I REMEMBER GETTING WOKEN UP by the paper route deliverers in my neighborhood; the slam of the heavy newspaper on our stoop was accompanied by the sounds of Metallica, and the revving engine of their Pontiac Grand Am, at four o’clock in the morning. I also remember the day my father canceled his newspaper subscription, after receiving a Kindle for his birthday. The rise of paperless technology, along with Recession cutbacks, led me to believe that the paper route business was pretty much obsolete.
That’s not the case for the town of Carroll, Iowa, where “Eighty percent of The Daily Times Herald‘s papers are delivered by young people, most between the ages 9 and 17.” They receive the same salary as adult deliverers (ten cents per paper), and they take pride in their work. Many of the kids are able to make $100 a month, for a routes that take less than a half hour to complete.

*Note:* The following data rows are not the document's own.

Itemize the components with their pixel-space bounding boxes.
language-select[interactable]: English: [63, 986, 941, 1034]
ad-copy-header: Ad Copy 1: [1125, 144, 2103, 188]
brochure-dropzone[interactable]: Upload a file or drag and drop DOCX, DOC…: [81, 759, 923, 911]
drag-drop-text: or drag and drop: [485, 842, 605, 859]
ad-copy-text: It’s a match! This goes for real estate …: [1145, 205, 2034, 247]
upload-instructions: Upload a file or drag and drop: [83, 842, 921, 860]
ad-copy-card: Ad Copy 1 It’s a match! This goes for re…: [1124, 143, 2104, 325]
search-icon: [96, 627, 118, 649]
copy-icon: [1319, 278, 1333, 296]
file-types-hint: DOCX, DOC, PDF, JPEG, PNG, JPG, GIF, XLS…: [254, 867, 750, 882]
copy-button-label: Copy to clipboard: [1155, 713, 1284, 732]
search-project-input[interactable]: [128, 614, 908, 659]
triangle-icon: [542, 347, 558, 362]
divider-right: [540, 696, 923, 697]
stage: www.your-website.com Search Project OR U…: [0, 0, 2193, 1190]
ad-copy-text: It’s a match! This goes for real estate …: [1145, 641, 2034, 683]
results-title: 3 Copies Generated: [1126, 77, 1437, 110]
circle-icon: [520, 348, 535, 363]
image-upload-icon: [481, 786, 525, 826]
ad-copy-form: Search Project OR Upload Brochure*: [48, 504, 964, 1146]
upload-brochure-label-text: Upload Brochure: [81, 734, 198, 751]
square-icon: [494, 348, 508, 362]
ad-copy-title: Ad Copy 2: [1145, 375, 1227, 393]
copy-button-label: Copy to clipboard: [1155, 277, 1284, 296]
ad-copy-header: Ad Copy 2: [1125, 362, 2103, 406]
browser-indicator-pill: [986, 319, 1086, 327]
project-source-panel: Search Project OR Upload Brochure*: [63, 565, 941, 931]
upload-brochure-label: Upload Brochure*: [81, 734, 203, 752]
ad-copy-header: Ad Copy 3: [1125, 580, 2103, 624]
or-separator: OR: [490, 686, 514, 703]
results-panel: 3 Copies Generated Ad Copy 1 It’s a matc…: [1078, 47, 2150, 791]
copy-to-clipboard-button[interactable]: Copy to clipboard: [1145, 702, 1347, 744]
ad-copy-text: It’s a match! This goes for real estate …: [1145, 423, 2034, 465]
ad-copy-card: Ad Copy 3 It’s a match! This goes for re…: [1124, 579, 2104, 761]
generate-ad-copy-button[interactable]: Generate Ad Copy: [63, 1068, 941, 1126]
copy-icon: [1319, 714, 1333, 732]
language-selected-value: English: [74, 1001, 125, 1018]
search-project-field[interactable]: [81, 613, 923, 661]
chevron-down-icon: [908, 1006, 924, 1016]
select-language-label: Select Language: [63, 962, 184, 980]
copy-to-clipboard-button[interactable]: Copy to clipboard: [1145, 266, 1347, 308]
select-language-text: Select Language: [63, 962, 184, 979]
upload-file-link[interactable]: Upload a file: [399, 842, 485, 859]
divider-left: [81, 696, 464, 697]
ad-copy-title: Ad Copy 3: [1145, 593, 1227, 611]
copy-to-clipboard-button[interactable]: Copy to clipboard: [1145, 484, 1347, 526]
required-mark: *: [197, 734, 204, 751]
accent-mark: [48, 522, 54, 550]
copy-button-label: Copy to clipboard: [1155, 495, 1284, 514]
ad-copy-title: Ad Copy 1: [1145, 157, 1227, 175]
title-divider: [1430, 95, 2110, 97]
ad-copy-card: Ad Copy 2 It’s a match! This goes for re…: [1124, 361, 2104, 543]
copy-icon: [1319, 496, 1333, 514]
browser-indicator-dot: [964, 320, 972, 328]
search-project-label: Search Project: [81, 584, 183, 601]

This particular paper is run by a local family, and while their main competition comes from larger, more regional dailies, supporting their community is important to them, as is offering young people the chance to learn about financial independence. Many of the stories are about things that happen to friends and family members of the delivery employees, including school achievements, community events, and announcements.
Maybe I’m nostalgic, but I admire The Daily Times Herald‘s business structure. They aren’t exploiting the kids they employ, they are helping them to learn about earning money, and best practices for working at a business. It’s an excellent example of community sustainability, something which many neighborhoods are sadly losing sight of.